De ahí hasta hoy jueves, no conversamos. José Alva es un negro de contextura arqueológica, parece una muralla fuerte y alta que soporta todo. Es un poeta, uno de los más extraños y jóvenes que conozco. Tampoco conozco a muchos. Por azares, en un momento pertenecí a un grupo de poesía; José Alva llegó al poco tiempo, y aunque no éramos amigos, existía la demanda de abrir la boca y recomendarnos libros. Presunción, ni qué carajo. Solo hablábamos, todos los poetas o que querían ser poetas hablaban mucho. Yo, por el contrario, pintaba un silencio carbonizado, atendía lo que decían. Eran buenos años.

Hace un año que no nos reunimos, así que el día que intercambiamos palabras –por una red social, de las tantas que existen hoy– fue como volver a sentirme por un momento el de antes. Naturalmente hoy jueves tampoco iba a ir a buscar al librero, pero los hechos que precedieron, desde la salida de mi casa hasta no dar con el bendito librero y su local, aventajan cualquier disposición. Para colmo está Helena apareciéndose hoy en mi cuarto, también “Le Maître de musique” un drama musical de Gérard Corbiau, donde imagino que soy como Jean, uno de los alumnos de un gran barítono, un tipo poco agraciado, pero con personalidad repleta de fragmentos, una especie de sombra que acompaña a otra.

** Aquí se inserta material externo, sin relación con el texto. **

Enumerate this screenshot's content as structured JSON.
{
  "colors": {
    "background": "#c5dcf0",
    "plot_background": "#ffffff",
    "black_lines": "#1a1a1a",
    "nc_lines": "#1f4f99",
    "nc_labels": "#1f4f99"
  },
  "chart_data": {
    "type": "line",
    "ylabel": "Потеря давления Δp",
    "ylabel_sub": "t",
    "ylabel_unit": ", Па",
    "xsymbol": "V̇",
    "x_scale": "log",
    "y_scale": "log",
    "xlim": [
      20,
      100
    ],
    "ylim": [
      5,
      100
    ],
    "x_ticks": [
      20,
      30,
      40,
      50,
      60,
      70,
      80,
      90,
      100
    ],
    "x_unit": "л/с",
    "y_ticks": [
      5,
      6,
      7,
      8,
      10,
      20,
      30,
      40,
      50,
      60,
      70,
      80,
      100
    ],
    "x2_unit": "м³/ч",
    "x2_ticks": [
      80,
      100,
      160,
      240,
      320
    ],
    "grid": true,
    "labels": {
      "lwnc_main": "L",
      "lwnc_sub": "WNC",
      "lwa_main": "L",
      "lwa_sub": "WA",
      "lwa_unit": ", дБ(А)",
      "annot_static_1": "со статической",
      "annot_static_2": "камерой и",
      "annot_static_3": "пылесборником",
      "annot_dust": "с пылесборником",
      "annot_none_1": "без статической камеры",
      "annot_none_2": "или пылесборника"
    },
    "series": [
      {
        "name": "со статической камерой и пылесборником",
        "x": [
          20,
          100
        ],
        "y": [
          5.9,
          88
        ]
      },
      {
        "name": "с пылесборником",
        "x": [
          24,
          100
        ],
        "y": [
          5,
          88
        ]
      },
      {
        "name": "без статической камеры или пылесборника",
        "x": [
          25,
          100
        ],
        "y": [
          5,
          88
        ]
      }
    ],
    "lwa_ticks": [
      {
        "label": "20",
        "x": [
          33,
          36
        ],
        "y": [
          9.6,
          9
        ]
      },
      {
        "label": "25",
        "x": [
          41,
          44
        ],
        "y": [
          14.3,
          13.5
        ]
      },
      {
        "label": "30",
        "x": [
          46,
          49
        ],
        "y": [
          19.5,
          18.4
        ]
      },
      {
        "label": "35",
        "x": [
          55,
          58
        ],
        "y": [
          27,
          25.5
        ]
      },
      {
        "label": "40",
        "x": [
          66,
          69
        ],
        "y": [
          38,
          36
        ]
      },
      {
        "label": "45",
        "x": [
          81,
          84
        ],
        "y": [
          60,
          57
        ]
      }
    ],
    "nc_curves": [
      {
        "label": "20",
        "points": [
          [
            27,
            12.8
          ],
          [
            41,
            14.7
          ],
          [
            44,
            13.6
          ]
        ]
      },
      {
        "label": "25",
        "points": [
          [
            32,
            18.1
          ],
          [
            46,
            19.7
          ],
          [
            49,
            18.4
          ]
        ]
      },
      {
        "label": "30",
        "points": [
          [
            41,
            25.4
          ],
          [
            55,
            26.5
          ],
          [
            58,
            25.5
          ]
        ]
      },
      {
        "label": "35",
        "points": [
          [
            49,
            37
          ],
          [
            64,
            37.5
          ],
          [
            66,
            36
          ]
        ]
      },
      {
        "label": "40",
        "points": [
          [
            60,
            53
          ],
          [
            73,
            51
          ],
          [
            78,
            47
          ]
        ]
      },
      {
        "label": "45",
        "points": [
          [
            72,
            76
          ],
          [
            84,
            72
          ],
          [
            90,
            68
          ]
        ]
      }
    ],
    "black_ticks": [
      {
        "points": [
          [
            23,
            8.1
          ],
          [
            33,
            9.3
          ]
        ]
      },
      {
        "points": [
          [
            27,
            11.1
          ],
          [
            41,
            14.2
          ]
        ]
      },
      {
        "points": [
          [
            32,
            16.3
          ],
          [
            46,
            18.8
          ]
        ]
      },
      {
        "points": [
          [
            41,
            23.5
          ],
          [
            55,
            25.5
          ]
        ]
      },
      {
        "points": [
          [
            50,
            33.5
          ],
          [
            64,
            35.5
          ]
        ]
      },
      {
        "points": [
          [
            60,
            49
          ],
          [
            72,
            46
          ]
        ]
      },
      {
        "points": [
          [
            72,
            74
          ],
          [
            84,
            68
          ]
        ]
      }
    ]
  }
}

Entonces me acuerdo de Helena como una vida vacía, en la cual hubiese podido fenecer por una tarde; y llueve, y seguía lloviendo mientras empiezo a caminar por la ciudad.

El cielo en Trujillo se rompe de vez en cuando, ahora es más seguido, la lluvia entusiasma a seguir pensando; qué mierda, uno debe mojarse los botines, la ropa y caminar viendo como otros se esconden. El denuedo de la lluvia, hágase o dígase cualquier estupidez o buen comentario no sirve: la lluvia ha de seguir.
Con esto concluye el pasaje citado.